Due to the low primary sequence complexity displayed by the SMPs involved in determining shell architecture, collectively known as repetitive low complexity domain (RLCD) proteins, it is likely that several other uncharacterized DEGs displaying marked tissue specificity missed the minimum e-value threshold required for annotation.

3.7. In-Depth Analysis of Differential Gene Expression in the Adductor Muscle

Compared with the three tissues examined above, the adductor muscle of C. kusceri displayed a limited transcriptional response (Figure 2D), and only a small number of the DEGs identified both at T1 and at T2 were tissue-specific (Figure 2F). Although the functional interpretation of the different expression profiles observed at the two time points was hampered by the low fraction of DEGs displaying meaningful annotations, both time points were characterized by the modulation of structural components of muscle fibers. Most notably, an actin homologous to an adductor muscle-specific actin from Placopecten magellanicus was among the most strongly upregulated DEGs at T1, being over-expressed by nearly 100 folds and exceeding 2000 TPM [82]. This was accompanied by the up-regulation of other tissue-specific genes expressed at lower levels, including myosin light chain and collagen. At T2, numerous tissue-specific DEGs showing similarity with kielin/chordin proteins were identified. These often displayed high FC values, sometimes exceeding 1000 folds. While the role of the encoded proteins was uncertain, kielin/chordin-like proteins are generally thought to be involved in extracellular matrix organization by modulating the activity of BMP (Bone Morphogenetic Protein) signaling [83]. Other DEGs suggestive of ongoing tissue remodeling in C. kusceri adductor muscle at T2 were peroxidasin, involved in strengthening muscle fibers [84], twitchin, a giant muscle fiber protein previously reported in mollusks [85], and iduronate 2-sulfatase, an heparan sulfate modifying enzyme. The latter gene could be particularly relevant, considering the key role played by heparan sulfate in regulating muscle motor activity [86]. Notably, some genes encoding short-chain collagen-like proteins and enzymes involved in collagen biosynthesis (e.g., prolyl 4-hydroxylase) were also upregulated at T2. At the same time, some tyrosinase-like proteins, not overlapping with those previously reported in the mantle and displaying strong tissue specificity, were also strongly overexpressed. Despite some limitations in our current understanding of the role played by these DEGs in regulating adductor muscle physiology, all the information reported above was consistent with a significant modification of Congeria’s muscle architecture and function throughout the summer.
Considering the fundamental function played by the adductor muscle in regulating valve opening, we speculate that such changes may be linked with alterations in filter-filtering behavior and consequently with the need for improved or diminished adductor muscle activity, perhaps in response to food availability and/or variable water levels and temperature.
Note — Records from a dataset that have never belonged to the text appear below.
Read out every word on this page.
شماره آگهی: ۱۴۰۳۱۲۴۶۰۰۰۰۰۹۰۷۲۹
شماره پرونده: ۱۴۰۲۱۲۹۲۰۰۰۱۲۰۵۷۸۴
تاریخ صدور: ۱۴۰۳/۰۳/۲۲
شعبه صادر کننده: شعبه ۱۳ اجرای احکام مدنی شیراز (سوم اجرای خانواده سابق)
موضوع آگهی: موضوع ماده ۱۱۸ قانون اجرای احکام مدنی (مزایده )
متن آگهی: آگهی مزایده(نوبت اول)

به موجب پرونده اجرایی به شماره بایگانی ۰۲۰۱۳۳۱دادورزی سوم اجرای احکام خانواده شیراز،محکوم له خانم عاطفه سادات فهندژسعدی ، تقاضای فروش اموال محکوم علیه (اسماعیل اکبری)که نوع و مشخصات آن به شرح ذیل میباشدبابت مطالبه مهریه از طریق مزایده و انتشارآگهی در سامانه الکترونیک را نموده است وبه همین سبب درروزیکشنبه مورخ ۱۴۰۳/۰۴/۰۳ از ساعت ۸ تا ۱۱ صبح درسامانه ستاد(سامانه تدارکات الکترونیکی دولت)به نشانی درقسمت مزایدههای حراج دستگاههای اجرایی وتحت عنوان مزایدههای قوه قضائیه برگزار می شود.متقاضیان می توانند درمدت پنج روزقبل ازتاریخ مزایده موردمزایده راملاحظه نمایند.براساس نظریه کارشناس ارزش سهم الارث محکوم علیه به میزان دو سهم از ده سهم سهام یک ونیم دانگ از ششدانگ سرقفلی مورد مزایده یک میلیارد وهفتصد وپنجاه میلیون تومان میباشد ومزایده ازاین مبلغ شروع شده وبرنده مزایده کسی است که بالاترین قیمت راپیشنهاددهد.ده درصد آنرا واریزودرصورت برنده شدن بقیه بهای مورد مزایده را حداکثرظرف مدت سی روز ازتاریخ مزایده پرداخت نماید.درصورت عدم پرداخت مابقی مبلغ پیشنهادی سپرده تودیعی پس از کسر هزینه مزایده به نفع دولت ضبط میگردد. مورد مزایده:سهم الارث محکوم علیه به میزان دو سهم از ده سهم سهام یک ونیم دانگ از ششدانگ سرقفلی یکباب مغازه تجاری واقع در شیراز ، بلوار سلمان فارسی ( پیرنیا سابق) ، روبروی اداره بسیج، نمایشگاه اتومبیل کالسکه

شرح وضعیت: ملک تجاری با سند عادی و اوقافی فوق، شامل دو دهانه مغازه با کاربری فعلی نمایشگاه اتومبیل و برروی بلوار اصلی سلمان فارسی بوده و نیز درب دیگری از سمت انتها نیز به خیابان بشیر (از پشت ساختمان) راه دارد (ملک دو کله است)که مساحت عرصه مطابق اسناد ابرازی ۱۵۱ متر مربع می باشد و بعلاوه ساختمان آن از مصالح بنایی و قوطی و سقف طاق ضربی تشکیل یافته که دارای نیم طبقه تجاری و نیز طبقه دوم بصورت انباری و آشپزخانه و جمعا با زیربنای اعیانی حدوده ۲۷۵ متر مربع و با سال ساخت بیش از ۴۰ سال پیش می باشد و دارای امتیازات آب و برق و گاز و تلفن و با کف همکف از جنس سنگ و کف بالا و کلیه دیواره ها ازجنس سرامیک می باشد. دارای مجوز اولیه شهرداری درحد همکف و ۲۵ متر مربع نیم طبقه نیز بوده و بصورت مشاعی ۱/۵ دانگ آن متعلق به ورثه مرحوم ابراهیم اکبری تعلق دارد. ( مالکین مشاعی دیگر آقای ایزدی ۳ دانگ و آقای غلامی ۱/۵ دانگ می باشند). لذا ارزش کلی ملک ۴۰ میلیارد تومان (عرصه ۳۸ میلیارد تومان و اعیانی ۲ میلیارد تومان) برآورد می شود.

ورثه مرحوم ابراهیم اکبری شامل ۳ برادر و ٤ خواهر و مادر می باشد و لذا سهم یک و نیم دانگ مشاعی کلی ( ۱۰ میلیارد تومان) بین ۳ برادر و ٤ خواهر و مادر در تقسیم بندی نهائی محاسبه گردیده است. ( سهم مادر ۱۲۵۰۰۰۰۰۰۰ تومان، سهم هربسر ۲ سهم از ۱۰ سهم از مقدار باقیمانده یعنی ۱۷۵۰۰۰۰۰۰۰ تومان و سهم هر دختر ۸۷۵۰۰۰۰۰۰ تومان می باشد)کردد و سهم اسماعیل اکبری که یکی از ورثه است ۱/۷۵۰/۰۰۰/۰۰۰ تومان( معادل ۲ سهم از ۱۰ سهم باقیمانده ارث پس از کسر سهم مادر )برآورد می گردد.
3.8. In-Depth Analysis of Differential Gene Expression in the Digestive Gland

The digestive gland was, by far, the tissue displaying the least significant fluctuations in gene expression levels, with little evidence of functional enrichment, both within the set of DEGs upregulated at T1 and T2. In early June, more than half of DEGs displayed a FC value comprised between 2 and 3, denoting a much smaller magnitude of regulation compared with other tissues (Figure 2E). Nevertheless, compared with the other tissues, a high fraction of DEGs were strongly tissue-specific (Figure 2F). Among these, the most noteworthy were those upregulated at T2. Indeed, we noticed a strong up-regulation of several digestive enzymes, which in some cases exceeded 100-fold activation. These included different chymotrypsins and a single carboxypeptidase, two classes of enzymes that have been previously implicated in digestive processes in bivalve mollusks [87,88]. Moreover, several DEGs encode proteins carrying multiple chitin-binding domains at T2. Although nutrient availability was not monitored in the weeks prior to sampling, these remarkable changes may, to some extent, depend on the increased availability of chitin-rich food sources at T2, which may in turn be due to the variable water influx from the surface. Alternatively, the increased production of chitin-binding proteins may be linked with the production of chitin-rich mucus with a protective role, as previously evidenced in ascidians [89].
Although we had previously evidenced that the digestive gland was involved in the bioaccumulation of five Picorna-like viruses throughout the summer [18], we did not observe a significant enrichment of genes involved in immune response, except for a single MPEG-like gene. The perforin-like protein encoded by this gene may act in a similar fashion to the components of the terminal pathway of the complement system [90], eliminating infected cells [91].

4. Conclusions

In this study, we provide, for the first time, a detailed overview of the transcriptional changes that characterize a key period in the life cycle of C. kusceri. In fact, the study period covers the transition from warmer summer months, where shell growth reaches its peak and gamete maturation is completed prior to intense release, to autumn, when the decrease in water temperature and other concomitant alterations lead to the restart of the gametogenic cycle. Our findings, which highlighted a remarkable switch in the use of the energy budget from tissue growth at T1 to the restoration of spent gonads at T2, shed new light on the molecular mechanisms underpinning the annual life cycles of this species.
Due to the endangered status of C. kusceri, our experimental design could only include five adult individuals per sampling, whose sex was not determined. Hence, despite the presence of high statistical significance, we cannot rule out the possibility that a fraction of the DEGs characterized by small FC values were due to: (i) inter-individual variability of expression linked with within-population genetic or epigenetic variation; (ii) a different male:female ratio in the individuals sampled at the two time points; or (ii) gene presence/absence variation (PAV). Although still unreported in bivalves other than Mytilus spp., the gene PAV is likely common [37,92] and might be relevant also in epigean members of Dreissenidae, which display high heterozygosity rates [39]. Moreover, this study was focused on the investigation of transcriptomic responses in adult individuals. Therefore, our observations may not necessarily apply to juveniles, which may be more susceptible than adults to seasonal variations. This will be an important point to be addressed by future studies since a successful settlement of juveniles and their ability to reach sexual maturity are key aspects to supporting the long-term survival of this species.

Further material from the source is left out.